Following the result by Reineke in Poisson automorphisms and quiver moduli (arXiv: 0804.3214), there is the MAPLE program to compute theta fuction as in definition 4.1 in the paper.

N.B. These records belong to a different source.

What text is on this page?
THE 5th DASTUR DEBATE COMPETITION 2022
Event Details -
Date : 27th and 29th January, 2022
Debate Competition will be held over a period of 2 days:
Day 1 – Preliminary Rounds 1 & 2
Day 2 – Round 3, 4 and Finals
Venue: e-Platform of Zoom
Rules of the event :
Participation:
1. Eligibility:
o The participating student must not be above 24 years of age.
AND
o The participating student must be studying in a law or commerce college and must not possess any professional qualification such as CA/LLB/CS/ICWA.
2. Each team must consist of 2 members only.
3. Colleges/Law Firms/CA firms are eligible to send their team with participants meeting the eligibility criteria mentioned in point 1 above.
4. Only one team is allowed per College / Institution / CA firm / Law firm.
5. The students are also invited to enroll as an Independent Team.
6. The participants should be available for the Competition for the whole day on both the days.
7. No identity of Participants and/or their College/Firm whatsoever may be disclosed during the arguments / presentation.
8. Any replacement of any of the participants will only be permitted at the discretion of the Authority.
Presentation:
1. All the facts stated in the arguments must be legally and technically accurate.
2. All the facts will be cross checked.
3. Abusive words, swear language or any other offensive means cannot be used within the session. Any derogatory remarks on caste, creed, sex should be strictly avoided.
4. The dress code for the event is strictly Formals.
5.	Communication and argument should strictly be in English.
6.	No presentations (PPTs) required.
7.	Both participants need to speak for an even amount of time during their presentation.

pmumut:= proc(q,d1,d2,m,inf) #This is the p_mu(t) in Prop4.1 (3)
local i,pmu,pd;
pmu:=1;
for i from 1 to inf do
pd:=simplify(pdq(m,i*d1,i*d2,q));
pmu:=pmu + pd*T^i;
od;
pmu;
end;
mutwistedpt:= proc(q,d1,d2,m,e1,e2,inf)
This is the twisted pmut by the twisted in P.4 of the paper,{e,d}=m*(-e2d1+d2e1) this is for m arrow
local i,pmu,pd;
pmu:=1;
for i from 1 to inf do
pd:=simplify(pdq(m,i*d1,i*d2,q));
pmu:=pmu + q^(m*i*(-e2*d1+d2*e1))*pd*T^i;
od;
pmu;
end;
muqt:=proc(q,d1,d2,m,e1,e2,inf)
local pt,c,inv,k,p,twp,twpq,mult,deg,n,ans,i,r,cc;
pt:=pmumut(q,d1,d2,m,inf); inv:=1; p:=1; twpq:=1; ans:=1;
for k from 1 to inf do
c:=coeftayl(pt,T=0,k);
p:=p+ c*q^((2-m)*k*(k-1)/2) *T^k;
od;
inv:=convert(taylor(1/p,T,inf+1),polynom);
twp:=mutwistedpt(q,d1,d2,m,e1,e2,inf);
for r from 1 to inf do
twpq:=twpq +simplify(coeftayl(twp,T=0,r)*q^((2-m)*r*(r-1)/2))*T^r;
od;
mult:=convert(taylor(twpq*inv,T,inf),polynom);
deg:=degree(mult,T);
for n from 1 to deg do
cc:=coeftayl(mult,T=0,n);
ans:=ans + simplify(cc*q^((m-2)*n*(n-1)/2))*t^n;
od;
print(subs(q=1,ans));
ans;
end;